Its view, in a report released yesterday, echoed predictions by analysts that property prices will rise 5 to 10 per cent this year.

Moody's said the outlook for the property market remained stable, which reflected its expectation of 10 per cent year-on-year growth in the value of residential property sales over the next 12 months, in line with last year.

Sales have fallen from the high levels in this year's first quarter, after the central government issued guidelines in February to regulate the market, said Kaven Tsang, a Moody's vice-president.

The clampdown on investment demand would slow price increases, Tsang said.

"Urbanisation and favourable mortgage financing for first-time homebuyers will continue to support demand and sales volume," he said.

Moody's said the February guidelines would not dampen overall sales volumes because many developers had shifted their focus to mass-market housing, which is not the target of the government's policies.

Meanwhile, liquidity remains adequate for most of the 40 developers rated by Moody's, partly thanks to continued access to offshore bond markets and stable property sales growth.

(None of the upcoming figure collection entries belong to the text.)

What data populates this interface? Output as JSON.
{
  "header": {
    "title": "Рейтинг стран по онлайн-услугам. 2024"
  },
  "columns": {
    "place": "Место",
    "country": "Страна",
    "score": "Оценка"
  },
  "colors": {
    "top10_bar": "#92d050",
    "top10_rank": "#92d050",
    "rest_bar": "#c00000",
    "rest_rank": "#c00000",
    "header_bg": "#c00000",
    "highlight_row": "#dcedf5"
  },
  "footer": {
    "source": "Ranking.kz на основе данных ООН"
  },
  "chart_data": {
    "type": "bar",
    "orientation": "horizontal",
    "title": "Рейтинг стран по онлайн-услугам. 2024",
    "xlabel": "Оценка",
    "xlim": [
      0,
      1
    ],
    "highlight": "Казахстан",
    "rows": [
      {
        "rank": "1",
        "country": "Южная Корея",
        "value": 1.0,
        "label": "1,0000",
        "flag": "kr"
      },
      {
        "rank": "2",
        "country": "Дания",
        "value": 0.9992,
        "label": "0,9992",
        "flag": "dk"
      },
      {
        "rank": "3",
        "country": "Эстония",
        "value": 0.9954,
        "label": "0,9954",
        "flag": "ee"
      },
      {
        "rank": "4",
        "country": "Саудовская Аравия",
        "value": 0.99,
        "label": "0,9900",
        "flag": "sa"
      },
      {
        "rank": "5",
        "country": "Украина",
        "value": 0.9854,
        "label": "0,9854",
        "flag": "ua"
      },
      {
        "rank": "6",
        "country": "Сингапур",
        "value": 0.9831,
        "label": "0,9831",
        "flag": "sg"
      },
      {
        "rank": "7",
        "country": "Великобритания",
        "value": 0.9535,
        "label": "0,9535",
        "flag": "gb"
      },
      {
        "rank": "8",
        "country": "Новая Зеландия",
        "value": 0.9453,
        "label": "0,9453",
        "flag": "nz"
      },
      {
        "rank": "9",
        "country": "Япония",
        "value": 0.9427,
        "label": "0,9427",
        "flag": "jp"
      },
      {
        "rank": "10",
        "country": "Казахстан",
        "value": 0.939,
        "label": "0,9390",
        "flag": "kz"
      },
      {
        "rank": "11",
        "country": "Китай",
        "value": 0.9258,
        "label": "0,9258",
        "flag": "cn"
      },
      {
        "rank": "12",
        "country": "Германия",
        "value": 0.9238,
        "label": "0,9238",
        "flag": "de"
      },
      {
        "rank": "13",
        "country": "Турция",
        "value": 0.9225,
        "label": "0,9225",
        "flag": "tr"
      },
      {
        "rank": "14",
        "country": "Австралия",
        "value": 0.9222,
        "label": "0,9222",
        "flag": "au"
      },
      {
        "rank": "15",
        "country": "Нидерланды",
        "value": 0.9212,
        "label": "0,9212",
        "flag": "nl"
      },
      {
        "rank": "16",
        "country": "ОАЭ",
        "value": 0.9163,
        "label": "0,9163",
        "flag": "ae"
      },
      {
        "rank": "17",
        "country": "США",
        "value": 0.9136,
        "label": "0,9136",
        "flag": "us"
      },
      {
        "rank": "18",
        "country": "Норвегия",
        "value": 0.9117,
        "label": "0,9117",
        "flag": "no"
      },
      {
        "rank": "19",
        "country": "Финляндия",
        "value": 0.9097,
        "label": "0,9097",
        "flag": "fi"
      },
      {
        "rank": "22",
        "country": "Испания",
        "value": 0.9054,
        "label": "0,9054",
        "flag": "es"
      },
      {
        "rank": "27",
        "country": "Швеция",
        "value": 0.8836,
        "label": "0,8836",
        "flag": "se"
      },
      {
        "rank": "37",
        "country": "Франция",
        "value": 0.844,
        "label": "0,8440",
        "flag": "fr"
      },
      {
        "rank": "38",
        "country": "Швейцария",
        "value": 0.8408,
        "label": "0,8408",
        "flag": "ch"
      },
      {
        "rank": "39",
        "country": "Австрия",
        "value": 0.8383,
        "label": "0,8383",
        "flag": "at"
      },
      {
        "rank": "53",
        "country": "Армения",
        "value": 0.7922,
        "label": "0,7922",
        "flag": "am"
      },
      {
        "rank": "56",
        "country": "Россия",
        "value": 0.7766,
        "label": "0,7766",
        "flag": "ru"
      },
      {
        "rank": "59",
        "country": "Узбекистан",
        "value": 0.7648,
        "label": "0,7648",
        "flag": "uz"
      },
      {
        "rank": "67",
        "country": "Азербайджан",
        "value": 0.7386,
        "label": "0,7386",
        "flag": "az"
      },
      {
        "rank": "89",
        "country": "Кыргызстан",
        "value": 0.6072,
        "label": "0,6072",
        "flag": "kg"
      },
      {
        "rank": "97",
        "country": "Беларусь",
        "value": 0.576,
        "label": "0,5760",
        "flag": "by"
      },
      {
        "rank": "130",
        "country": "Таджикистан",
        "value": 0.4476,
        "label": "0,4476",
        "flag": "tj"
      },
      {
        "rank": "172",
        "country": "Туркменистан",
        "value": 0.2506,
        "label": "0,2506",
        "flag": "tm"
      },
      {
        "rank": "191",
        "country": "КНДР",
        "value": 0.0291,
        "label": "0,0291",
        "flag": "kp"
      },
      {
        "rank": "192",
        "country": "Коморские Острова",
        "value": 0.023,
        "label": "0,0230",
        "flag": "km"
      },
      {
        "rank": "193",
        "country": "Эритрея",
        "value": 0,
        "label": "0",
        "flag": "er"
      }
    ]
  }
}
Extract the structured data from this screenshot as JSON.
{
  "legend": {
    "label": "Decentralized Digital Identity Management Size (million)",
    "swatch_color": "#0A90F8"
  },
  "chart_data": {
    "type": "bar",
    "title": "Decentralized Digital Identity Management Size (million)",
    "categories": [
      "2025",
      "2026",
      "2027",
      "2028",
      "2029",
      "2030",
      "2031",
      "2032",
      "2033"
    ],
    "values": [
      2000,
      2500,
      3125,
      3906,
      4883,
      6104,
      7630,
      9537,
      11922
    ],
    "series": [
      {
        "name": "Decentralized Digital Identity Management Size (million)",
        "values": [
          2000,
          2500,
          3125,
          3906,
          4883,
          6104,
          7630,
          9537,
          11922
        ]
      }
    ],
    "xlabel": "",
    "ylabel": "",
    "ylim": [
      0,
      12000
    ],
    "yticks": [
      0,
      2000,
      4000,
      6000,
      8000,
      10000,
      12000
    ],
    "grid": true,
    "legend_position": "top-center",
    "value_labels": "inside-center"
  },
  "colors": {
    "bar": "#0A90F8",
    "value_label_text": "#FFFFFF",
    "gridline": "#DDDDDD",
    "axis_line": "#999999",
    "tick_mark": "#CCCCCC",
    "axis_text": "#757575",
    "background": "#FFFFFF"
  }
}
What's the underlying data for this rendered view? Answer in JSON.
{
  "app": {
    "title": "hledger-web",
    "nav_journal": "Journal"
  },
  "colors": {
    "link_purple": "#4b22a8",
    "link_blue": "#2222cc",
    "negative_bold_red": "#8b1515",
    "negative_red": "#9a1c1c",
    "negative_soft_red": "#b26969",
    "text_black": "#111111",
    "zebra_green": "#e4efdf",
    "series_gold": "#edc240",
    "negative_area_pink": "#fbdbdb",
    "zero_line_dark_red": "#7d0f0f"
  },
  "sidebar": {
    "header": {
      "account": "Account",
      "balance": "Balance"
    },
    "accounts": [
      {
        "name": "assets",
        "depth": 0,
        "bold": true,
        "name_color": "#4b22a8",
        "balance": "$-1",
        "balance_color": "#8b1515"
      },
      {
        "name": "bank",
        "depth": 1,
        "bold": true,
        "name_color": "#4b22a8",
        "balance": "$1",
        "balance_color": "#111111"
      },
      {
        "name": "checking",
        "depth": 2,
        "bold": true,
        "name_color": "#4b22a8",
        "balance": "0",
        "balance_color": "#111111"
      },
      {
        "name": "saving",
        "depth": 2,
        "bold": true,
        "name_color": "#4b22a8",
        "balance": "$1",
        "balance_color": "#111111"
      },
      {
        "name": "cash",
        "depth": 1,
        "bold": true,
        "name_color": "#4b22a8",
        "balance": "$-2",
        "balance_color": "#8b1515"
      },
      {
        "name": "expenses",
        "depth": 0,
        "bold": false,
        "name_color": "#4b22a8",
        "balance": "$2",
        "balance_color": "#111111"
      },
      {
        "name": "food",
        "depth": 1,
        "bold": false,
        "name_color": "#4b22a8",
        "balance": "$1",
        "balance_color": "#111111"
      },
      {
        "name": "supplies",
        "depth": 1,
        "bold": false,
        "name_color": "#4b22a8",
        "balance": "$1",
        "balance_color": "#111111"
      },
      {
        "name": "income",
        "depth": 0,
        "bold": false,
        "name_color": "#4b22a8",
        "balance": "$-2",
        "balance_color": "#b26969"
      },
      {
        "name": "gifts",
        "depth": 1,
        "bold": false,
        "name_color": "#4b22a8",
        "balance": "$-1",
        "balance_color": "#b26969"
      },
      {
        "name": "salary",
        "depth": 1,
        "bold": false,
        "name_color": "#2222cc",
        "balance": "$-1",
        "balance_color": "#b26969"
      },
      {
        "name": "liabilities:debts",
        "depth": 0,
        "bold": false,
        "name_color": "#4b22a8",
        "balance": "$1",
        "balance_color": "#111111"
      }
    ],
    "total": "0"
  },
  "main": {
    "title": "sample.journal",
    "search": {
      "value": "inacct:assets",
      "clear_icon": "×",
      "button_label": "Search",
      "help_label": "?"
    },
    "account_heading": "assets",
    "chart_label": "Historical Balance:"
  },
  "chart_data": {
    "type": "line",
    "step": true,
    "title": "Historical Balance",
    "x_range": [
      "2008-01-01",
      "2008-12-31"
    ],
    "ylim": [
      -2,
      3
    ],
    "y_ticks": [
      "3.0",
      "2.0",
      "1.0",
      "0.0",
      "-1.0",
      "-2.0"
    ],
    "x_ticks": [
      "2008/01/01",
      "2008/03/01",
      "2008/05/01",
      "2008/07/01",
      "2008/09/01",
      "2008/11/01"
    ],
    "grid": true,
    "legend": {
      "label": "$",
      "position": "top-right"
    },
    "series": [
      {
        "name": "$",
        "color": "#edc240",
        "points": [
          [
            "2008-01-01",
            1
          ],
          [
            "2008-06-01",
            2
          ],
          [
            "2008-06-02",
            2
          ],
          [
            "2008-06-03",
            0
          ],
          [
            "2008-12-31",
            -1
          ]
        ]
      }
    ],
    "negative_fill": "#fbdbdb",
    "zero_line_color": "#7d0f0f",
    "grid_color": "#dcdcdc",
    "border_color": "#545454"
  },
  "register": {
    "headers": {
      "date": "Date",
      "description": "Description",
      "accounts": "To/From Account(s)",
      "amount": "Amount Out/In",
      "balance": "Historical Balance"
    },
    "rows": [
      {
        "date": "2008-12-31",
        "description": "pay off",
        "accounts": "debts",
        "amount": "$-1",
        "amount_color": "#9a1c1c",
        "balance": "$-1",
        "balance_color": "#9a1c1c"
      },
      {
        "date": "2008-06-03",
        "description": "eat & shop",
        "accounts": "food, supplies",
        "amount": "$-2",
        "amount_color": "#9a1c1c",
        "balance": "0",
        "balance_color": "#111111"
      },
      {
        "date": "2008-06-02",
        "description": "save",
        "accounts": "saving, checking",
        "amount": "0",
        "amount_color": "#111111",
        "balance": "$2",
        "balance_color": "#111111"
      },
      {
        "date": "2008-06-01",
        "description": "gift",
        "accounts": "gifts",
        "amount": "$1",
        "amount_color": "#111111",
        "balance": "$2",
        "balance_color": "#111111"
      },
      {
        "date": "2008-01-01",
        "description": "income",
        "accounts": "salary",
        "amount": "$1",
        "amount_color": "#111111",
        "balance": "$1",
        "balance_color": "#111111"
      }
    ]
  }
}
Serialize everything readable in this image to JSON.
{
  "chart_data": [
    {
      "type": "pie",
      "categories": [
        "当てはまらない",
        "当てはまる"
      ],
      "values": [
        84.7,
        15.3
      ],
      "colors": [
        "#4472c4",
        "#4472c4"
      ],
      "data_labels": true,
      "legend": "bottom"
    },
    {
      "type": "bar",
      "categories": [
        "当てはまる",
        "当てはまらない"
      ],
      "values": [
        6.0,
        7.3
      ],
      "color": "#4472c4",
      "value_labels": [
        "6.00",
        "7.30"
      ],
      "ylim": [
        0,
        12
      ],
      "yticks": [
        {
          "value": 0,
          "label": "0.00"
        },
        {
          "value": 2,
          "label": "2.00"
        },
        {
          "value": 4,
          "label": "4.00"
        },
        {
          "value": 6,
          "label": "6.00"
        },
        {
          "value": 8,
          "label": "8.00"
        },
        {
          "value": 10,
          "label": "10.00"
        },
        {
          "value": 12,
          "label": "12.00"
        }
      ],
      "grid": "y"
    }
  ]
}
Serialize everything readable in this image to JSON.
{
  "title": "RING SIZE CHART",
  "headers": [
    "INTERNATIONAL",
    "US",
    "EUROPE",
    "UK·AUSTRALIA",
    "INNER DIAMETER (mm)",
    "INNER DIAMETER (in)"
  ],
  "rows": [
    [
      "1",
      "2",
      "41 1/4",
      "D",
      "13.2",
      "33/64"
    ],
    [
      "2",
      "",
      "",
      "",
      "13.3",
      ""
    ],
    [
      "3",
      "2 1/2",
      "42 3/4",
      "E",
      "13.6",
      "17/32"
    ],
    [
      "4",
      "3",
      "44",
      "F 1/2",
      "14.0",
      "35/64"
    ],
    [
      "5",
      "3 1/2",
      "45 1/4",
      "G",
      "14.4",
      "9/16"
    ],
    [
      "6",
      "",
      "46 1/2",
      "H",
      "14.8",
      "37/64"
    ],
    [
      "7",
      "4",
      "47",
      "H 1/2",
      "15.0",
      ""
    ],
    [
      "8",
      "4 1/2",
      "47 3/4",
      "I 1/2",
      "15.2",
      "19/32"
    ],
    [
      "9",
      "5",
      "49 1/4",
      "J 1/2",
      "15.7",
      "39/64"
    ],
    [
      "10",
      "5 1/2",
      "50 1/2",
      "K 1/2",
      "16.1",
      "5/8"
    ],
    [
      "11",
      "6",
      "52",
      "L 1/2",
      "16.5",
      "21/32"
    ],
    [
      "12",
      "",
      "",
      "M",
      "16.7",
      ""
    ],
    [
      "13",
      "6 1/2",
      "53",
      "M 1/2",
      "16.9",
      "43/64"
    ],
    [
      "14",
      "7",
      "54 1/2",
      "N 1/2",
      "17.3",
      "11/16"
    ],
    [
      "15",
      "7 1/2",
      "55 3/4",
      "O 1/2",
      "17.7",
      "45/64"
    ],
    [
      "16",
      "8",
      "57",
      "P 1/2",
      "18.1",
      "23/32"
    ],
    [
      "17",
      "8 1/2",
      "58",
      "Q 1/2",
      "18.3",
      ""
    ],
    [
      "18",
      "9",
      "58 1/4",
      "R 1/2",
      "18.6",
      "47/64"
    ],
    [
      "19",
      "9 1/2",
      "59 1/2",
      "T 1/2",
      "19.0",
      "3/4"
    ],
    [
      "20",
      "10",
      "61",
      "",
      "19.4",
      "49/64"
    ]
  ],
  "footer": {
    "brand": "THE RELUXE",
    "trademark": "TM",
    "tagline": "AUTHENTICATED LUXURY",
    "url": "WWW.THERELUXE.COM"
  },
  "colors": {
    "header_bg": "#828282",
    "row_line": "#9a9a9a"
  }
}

Peter Choy, a senior vice-president of Moody's corporate finance group, said there was less risk of further government intervention because of signs of weakness in economic growth.

"The probability of tougher measures is low," Choy said.

Meanwhile, a report from the investment bank Jefferies yesterday said estimated pre-sales by major developers last month fell 17 per cent month on month, although they grew 24 per cent year on year on average. Despite the drop from March, stronger developers were on track to reach full-year targets, it said.

Daiwa Capital Markets said in a report last week the average property price on the mainland would continue rising, at least over the next two to three years.

However, property prices in different cities should diverge because of differences in land supply, economic development and income growth, it said.